Pour chacune des estampes de cette nouvelle série horrifique, Gōki Yamada a imaginé une créature du mythe de Cthulhu surgissant dans la scène, au premier plan ou de manière plus discrète, et provoquant l’effroi et la terreur parmi les personnages.
Tsathoggua – La divinité terrestre tombée au sommet du Mont Fuji
COMMENTAIRES D’EPOQUE
Un petit texte en page de gauche décrit la scène que les japonais de l’époque Edo auraient pu vivre face à ces créatures mythiques issues des nouvelles de H.P. Lovecraft ou de ses « héritiers » comme Clark Ashton Smith ou Frank Belknap Long Jr. L’auteur a également ajouté une vue et une description de l’estampe originale d’Hokusai.
A tout seigneur tout honneur, le premier tome s’ouvre en page de droite sur une estampe de Cthulhu surgissant des flancs du Mont Fuji, et tendant un bras gigantesque et griffu.
C’était une chaude après-midi d’été. Ce jour-là, la ville d’Edo fut frappée par de nombreuses secousses sismiques qui se sont poursuivies toute la matinée. Les gens craignaient que ce fut le signe avant-coureur d’un tremblement de terre de plus grande ampleur.
C’est alors qu’Il apparut. Au début, Il ressemblait à un énorme cumulonimbus sortant du profil du Mont Fuji. Puis, sa présence écrasante frôla le Mont Fuji dans un grondement lointain semblable au tonnerre, son poing géant secoua la terre et déchira l’air. Il jeta un coup d’œil vers la ville d’Edo, se figea un instant avec une attitude désintéressée, puis partit en direction de la mer.
Les gens prirent conscience qu’il y avait des choses inaccessibles à l’intelligence humaine, comme les tremblements de terre et les typhons, mais aussi qu’il y avait une existence au delà. Que cette « chose » massive et intelligente existait dans la réalité.
Goki Yamada
SCENOGRAPHIE HORIFIQUE
L’intérêt de ces illustrations réside aussi dans la perturbation que les créatures génèrent dans la composition originale de Hokusai. Gōki Yamada ne s’est pas contenté d’ajouter un monstre dans la composition, il a également subtilement modifié la scénographie afin de lui donner une « authenticité horrifique ».

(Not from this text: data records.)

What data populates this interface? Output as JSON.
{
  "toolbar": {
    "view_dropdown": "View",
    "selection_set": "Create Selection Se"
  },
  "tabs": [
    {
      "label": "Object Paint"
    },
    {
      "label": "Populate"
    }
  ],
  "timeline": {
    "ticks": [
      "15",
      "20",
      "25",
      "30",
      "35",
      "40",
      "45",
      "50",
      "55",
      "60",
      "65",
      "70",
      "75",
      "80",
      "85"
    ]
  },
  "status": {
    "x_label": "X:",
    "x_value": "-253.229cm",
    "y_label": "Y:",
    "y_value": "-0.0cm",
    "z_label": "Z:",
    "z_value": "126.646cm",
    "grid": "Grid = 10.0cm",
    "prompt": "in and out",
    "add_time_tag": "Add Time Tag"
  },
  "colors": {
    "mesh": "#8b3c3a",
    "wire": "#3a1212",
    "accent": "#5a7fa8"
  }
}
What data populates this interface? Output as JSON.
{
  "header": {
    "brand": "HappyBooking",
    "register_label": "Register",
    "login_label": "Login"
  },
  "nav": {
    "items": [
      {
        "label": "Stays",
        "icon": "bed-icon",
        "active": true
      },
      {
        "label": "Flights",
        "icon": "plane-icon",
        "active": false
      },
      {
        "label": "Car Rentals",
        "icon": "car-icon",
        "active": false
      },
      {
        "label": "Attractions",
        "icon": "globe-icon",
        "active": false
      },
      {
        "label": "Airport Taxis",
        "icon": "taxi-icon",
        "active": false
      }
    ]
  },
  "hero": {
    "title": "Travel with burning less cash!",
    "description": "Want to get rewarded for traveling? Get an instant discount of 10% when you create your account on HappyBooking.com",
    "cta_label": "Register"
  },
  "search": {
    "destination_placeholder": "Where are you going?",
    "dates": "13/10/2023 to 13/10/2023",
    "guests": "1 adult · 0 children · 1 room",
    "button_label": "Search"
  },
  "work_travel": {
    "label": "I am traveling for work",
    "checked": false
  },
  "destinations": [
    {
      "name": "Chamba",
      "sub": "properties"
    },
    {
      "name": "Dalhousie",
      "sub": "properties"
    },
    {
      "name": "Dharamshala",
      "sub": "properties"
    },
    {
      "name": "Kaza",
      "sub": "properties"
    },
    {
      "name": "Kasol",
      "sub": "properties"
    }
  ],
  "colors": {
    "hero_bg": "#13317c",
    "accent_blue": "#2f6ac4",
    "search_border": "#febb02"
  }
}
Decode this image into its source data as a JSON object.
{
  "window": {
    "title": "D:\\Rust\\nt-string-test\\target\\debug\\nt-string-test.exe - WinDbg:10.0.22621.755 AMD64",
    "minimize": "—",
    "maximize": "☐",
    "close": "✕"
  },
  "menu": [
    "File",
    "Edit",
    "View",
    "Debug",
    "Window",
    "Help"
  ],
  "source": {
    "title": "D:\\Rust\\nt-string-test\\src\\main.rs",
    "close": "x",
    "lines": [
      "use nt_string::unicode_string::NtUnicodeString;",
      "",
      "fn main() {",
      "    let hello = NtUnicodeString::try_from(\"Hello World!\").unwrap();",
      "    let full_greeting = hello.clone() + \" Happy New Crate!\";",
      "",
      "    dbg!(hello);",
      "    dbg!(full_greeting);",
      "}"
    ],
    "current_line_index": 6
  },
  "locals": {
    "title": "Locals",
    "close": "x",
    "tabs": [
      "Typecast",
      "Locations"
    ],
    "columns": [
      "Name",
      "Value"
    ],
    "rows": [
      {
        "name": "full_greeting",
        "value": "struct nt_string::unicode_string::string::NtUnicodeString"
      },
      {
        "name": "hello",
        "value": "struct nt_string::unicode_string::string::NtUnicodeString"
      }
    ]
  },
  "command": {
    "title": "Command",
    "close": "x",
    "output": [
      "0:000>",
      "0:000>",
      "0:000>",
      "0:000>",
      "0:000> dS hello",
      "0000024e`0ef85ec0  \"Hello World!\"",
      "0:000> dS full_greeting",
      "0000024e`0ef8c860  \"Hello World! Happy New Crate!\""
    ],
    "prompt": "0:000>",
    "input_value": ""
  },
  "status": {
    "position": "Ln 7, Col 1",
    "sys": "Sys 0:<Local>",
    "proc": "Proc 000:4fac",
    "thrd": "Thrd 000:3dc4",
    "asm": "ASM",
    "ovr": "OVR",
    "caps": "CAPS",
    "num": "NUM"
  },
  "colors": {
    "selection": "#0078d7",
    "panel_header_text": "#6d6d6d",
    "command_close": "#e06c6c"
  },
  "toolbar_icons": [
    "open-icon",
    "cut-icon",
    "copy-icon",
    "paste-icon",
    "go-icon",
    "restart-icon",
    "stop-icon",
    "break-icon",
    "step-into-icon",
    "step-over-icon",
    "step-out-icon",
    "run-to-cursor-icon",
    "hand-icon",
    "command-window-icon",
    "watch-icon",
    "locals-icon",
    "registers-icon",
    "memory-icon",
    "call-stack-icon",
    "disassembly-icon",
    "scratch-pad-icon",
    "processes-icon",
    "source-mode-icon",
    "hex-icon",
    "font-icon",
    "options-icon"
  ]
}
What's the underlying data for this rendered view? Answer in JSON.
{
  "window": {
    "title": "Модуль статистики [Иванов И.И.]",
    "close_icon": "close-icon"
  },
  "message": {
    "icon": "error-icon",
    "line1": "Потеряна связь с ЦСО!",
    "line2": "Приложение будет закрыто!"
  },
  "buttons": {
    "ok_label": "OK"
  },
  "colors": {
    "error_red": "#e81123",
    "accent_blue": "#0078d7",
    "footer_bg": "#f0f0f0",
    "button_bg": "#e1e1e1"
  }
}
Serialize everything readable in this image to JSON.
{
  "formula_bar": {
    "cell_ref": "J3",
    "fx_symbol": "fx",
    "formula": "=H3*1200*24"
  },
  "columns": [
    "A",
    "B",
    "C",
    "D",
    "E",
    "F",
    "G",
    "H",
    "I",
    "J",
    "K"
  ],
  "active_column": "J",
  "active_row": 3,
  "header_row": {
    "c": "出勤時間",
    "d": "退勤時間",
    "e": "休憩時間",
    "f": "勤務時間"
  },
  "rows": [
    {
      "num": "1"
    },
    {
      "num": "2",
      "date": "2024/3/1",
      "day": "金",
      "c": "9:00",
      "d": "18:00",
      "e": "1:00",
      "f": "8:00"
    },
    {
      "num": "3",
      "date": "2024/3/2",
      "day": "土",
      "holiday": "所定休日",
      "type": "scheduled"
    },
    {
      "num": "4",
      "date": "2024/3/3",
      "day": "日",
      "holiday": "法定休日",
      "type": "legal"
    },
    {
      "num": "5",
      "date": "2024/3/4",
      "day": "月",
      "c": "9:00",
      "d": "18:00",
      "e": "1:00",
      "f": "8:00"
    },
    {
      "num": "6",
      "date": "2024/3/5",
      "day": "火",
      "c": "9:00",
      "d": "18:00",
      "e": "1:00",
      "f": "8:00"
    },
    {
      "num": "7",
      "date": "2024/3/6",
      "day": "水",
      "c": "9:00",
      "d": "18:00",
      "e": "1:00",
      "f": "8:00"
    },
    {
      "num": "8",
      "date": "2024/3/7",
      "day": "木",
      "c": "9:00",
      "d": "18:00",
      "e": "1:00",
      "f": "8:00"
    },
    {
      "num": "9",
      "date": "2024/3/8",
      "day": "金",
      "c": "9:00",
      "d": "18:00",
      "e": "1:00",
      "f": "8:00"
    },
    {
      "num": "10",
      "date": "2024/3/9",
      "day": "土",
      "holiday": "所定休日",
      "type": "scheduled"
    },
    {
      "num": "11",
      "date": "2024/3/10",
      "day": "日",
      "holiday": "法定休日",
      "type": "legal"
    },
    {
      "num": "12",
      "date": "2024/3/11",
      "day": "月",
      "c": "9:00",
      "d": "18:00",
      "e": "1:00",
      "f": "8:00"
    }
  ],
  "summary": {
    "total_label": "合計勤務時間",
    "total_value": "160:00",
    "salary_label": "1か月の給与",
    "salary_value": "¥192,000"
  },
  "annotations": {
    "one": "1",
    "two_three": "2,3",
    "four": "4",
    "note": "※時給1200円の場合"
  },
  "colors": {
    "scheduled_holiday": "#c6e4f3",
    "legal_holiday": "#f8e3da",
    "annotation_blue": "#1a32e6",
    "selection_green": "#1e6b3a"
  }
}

Comme par exemple le pêcheur de Kajikazawa qui, dans la version de Hokusai, est debout sur un rocher et lance ses lignes de pêche. Dans la version de Gōki Yamada, ce pêcheur se retrouve face à face à Dagon sortant des eaux, et en tombe à la renverse. Un effet comique bien dans le ton de certaines estampes de l’époque.
Ou bien encore:
- Une goule monstrueuse accrochée au faîte du temple Asakusa Honganji, et qui agrippe de sa patte arrière le cadavre d’un ouvrier venu réparer la toiture.
- Des voyageurs de la passe de Mishima dans la province de Kai, qui se tenaient autour du tronc d’un grand cèdre, et qui se retrouvent cul par dessus tête lorsqu’apparaît Shub-Niggurath.
- Un chien de Tindalos surgit d’un angle auprès de trois ouvriers qui travaillent dans la scierie de Honjo Tatekawa. Un des ouvriers se trouve alors très mal en point, le deuxième hurle de terreur en levant les bras, et le troisième disparait bel et bien !
LES CREATURES DU MYTHE
Les autres planches du premier tome nous permettent de voir tour à tour des Profonds dansant sur la rive d’une rivière, un Dhole qui s’enroule autour d’un pont à Fukugawa, des Mi-Go volant au dessus de promeneurs dans la montagne, des Choses Très Anciennes qui renversent une barque, ou bien encore un Shoggoth engloutissant un voyageur – quel contraste avec la beauté du Mont Fuji en arrière plan !
Le deuxième tome est du même acabit, et on retrouve d’autres créatures ou phénomènes étranges, comme la Couleur Tombée du Ciel obscurcissant la surface du lac Kawaguchi de son ombre inquiétante, un magnifique Hastur dans un ciel venteux de Ejiri dans la province de Suruga, ou bien encore l’horrible Ubbo-Sathla se déversant d’une roue à aube à Oden.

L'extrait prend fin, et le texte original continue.